Meg Lanning returned to the team for the second T20I, and found herself in the crease in the first over, for Jhulan had hit timber to send Grace Harris back. Meg stood amidst the ruins with a 39-ball 49, but Jhulan was up to the task with 2 for 16 from 4 overs.

The fielding was electric. When Beth Mooney tried to clear cover off Jhulan, Anuja ran back a significant distance to take a stunner. When Ellyse Perry tried to steal a single, Anuja ran her out with a direct hit. Jess Jonassen ran out Meg, and fell to a well-judged catch by Veda on the deep mid-wicket boundary.

The Australians attempted a desperate late surge, but Rajeshwari Gayakwad, who had given up athletics to pursue a career in cricket, came to the forefront. Last season she had played perfect foil to Harmanpreet during India’s innings win over South Africa Women, finishing with match figures of 59-28-80-5.

It was her turn again. Three decades back Ravi Shastri and Laxman Sivaramakrishnan had used the vastness of MCG to their advantage. This time, it was Rajeshwari. Mithali trusted her over Harmanpreet at the death. Rajeshwari responded by having Sarah caught and Rene Farrell stumped in the space of three balls. Her second spell read 2-0-12-2.

Australia Women finished on 125 for 8 in the 18-over match. India’s asking rate, a round 7, was marginally less than the 7.05 of the previous match. The chase was significantly easier, for Mithali was not going to fail twice on the trot.

Smriti hit two fours in the second over. Mithali responded with four at the other end. The Australians could not break through, and by the time rain brought play to a halt, the Indians had raced to 52 without loss in 7.5 overs. When play resumed they needed 13 from 12. Smriti got a boundary and Mithali two, and India clinched the series with 5 wickets in hand.

The first match was a close victory. This was a resounding one, as has often been the case when both Jhulan and Mithali have struck for India. They continue to go, hand in hand, scripting one victory after another, defying years of negligence and ill-treatment.

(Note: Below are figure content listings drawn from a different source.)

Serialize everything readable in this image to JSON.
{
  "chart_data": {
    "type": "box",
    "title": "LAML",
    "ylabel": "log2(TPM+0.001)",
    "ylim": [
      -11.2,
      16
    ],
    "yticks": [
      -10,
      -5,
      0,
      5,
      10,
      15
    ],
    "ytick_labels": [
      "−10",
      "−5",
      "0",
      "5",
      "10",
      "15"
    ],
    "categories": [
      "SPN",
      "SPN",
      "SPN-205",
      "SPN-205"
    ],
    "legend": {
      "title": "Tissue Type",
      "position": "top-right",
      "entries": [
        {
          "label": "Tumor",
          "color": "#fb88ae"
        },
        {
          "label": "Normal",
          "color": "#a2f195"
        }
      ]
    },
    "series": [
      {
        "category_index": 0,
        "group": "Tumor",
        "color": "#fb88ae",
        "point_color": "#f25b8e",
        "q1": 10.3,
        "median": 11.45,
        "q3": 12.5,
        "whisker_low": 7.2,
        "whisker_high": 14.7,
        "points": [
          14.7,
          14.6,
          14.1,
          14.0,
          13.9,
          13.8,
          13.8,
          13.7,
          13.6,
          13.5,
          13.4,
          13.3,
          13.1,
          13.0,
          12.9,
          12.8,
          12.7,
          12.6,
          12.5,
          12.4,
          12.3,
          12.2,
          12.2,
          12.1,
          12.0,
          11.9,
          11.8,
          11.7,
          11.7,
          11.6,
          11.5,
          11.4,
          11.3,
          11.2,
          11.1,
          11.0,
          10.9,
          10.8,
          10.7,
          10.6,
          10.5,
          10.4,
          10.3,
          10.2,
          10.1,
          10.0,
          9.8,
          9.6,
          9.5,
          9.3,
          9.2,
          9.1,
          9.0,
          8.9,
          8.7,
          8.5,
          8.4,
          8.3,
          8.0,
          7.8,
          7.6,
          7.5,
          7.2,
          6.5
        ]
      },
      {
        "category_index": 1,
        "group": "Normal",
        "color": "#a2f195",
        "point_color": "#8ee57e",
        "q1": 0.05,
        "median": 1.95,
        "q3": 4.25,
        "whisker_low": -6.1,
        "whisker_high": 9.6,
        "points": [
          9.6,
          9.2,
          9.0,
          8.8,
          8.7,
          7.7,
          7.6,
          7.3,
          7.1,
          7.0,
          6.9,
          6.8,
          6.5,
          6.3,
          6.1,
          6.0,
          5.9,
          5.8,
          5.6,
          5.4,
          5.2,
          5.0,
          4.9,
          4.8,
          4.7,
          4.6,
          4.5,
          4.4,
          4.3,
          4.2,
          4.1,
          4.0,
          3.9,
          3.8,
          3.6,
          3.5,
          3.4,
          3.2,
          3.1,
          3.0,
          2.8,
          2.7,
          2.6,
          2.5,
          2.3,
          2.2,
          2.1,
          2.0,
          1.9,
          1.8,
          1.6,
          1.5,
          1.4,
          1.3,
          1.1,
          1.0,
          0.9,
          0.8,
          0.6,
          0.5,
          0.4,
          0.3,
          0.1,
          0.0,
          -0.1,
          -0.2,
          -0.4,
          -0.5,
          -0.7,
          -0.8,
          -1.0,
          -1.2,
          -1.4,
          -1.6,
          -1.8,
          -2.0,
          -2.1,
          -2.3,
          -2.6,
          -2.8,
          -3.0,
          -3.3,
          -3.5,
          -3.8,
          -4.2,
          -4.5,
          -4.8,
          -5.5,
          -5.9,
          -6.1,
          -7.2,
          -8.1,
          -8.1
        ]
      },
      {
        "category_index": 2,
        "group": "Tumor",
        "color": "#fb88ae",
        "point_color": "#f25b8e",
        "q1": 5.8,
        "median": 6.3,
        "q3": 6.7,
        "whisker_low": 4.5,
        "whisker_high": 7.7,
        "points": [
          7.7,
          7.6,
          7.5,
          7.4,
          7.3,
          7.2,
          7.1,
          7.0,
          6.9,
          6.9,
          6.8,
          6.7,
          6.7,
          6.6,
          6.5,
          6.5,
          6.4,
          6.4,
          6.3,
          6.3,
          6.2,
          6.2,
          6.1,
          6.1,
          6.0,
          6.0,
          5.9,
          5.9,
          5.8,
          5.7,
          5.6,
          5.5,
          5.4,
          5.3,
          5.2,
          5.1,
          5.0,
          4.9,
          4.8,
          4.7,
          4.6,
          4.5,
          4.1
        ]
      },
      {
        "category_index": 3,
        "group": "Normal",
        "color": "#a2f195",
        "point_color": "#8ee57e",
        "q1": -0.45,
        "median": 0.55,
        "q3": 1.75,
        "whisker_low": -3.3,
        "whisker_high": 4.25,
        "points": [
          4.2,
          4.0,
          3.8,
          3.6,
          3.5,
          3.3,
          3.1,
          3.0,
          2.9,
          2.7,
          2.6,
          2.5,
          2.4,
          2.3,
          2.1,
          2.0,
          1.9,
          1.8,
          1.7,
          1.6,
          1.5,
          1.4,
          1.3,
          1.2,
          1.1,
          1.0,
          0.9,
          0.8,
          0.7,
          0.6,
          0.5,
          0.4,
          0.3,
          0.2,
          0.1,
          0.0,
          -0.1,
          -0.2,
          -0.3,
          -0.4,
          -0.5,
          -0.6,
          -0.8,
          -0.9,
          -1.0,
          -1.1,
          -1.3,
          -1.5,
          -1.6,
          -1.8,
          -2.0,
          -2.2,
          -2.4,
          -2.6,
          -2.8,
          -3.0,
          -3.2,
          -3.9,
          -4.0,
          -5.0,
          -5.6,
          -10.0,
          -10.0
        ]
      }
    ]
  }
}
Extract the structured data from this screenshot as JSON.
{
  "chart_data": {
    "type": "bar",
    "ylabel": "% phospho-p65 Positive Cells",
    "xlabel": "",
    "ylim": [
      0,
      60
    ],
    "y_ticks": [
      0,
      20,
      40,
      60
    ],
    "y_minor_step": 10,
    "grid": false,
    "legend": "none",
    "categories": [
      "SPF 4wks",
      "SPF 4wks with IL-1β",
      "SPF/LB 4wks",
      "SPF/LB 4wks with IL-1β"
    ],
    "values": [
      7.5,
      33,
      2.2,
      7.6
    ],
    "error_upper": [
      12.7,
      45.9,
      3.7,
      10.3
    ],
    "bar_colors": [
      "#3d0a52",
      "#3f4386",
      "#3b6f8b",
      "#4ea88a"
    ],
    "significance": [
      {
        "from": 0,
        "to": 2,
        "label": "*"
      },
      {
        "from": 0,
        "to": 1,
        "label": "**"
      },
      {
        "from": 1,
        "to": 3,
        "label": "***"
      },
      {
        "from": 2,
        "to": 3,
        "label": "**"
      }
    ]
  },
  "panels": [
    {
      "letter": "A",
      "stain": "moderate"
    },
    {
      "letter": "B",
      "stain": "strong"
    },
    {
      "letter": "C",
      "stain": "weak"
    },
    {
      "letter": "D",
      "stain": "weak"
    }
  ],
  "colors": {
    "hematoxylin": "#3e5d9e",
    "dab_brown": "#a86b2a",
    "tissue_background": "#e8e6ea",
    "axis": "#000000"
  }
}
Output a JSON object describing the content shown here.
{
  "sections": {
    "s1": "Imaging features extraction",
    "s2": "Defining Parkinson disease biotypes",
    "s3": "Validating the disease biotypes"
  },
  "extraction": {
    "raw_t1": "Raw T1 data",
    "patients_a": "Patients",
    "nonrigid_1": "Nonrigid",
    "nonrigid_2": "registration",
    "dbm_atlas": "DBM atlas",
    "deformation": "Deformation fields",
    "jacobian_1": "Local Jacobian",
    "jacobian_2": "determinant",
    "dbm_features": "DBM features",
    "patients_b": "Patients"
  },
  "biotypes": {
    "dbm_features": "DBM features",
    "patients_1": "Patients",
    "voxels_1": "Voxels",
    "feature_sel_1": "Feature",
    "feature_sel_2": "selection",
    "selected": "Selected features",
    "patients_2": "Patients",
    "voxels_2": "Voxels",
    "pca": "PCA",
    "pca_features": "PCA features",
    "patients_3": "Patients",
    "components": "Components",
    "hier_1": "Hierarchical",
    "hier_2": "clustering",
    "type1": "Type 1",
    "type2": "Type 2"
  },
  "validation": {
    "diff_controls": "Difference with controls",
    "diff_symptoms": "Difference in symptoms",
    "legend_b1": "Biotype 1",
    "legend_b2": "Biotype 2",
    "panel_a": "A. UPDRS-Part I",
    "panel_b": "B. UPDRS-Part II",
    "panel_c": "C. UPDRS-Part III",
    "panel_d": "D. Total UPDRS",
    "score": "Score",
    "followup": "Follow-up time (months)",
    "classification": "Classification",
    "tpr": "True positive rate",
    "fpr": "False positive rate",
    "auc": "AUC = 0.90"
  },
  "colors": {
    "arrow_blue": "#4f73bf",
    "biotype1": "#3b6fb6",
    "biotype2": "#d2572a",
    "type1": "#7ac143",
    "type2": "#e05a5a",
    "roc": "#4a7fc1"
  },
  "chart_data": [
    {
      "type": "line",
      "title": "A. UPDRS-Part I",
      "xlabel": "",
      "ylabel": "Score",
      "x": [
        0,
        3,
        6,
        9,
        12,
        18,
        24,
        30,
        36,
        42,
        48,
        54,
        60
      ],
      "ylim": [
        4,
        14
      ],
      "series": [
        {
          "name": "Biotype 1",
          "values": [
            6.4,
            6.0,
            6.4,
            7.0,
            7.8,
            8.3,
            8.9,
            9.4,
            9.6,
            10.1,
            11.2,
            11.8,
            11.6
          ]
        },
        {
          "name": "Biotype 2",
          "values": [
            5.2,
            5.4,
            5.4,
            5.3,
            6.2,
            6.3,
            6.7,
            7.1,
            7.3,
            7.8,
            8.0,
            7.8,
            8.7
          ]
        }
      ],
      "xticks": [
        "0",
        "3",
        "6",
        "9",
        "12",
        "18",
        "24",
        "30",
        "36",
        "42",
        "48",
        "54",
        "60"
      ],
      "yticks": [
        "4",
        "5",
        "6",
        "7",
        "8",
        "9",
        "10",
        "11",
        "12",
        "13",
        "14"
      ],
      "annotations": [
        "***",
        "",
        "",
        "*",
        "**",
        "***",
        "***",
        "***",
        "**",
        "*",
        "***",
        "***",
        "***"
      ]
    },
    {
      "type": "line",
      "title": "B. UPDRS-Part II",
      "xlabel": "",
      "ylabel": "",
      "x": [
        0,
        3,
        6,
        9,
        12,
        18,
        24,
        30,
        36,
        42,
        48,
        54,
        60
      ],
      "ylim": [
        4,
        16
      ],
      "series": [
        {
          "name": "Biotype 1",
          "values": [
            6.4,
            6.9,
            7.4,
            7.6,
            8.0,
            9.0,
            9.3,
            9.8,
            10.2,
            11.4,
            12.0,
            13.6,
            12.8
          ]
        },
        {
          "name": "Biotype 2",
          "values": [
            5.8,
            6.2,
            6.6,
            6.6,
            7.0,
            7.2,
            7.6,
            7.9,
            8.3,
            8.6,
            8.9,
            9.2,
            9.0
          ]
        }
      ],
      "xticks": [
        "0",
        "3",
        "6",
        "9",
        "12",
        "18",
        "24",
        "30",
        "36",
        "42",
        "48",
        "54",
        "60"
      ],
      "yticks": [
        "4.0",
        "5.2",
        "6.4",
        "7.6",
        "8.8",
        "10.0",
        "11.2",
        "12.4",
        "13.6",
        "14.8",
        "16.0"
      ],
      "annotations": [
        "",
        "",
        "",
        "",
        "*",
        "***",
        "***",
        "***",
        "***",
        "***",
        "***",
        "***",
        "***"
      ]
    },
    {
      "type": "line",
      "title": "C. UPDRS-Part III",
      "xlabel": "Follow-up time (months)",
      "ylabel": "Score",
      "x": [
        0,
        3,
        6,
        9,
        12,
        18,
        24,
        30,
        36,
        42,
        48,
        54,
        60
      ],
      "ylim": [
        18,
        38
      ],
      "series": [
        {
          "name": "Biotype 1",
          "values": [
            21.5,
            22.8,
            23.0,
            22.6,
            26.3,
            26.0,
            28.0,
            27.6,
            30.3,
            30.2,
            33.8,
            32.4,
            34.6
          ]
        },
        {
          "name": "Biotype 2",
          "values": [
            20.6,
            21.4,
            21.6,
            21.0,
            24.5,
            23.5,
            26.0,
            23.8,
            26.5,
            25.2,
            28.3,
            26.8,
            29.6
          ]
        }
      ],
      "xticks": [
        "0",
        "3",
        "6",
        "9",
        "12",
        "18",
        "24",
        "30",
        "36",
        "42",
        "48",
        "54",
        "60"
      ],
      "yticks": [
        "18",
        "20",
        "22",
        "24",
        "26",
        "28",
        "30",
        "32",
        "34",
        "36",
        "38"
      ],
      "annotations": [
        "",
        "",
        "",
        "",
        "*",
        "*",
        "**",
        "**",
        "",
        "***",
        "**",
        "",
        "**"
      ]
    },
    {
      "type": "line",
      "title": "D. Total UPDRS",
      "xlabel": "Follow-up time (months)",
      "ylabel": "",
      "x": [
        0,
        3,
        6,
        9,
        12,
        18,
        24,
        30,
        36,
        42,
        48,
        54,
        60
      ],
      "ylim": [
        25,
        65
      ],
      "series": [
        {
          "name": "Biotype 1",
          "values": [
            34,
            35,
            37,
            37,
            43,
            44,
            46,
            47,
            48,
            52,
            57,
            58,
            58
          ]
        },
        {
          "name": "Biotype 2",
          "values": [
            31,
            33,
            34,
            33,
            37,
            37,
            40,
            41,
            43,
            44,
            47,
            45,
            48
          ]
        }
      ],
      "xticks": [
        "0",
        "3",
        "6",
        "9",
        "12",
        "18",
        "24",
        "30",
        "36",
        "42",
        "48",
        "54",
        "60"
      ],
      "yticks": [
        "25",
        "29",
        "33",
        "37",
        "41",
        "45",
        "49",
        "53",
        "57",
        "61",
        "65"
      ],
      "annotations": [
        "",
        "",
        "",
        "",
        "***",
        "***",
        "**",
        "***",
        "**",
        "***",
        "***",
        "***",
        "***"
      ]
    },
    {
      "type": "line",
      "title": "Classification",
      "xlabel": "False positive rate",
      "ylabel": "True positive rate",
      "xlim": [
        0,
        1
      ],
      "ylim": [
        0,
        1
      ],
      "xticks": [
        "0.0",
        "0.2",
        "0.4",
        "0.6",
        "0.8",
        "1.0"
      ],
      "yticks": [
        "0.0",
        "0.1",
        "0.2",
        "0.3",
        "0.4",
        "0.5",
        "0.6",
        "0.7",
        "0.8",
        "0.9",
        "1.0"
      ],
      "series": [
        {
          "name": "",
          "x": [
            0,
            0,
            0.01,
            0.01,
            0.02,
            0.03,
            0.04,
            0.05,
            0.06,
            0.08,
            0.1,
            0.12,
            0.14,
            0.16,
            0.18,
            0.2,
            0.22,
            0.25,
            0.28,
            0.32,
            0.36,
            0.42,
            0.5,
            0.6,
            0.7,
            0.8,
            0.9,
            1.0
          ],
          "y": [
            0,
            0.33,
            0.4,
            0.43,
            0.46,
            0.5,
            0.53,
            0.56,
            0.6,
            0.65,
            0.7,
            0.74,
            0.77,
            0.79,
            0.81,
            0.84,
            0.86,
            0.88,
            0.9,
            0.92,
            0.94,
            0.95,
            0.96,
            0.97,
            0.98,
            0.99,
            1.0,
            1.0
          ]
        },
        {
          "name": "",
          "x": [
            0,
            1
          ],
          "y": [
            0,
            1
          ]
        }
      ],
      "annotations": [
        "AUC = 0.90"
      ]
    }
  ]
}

As in Adelaide, the men followed suit, with another victory. The margins, 2-0, are the same. The remunerations and press space, on the other hand, are not. The responsibility of that lies with BCCI and with us, the casual or professional cricket-watcher who does not switch to women’s cricket when another channel provides telecast involving their male counterparts.

Not that it matters to Mithali and Jhulan and their gang. They are here to stay. If they are denied an entry, they will probably barge in, for they have done enough to look at BCCI —  and us — in the eye.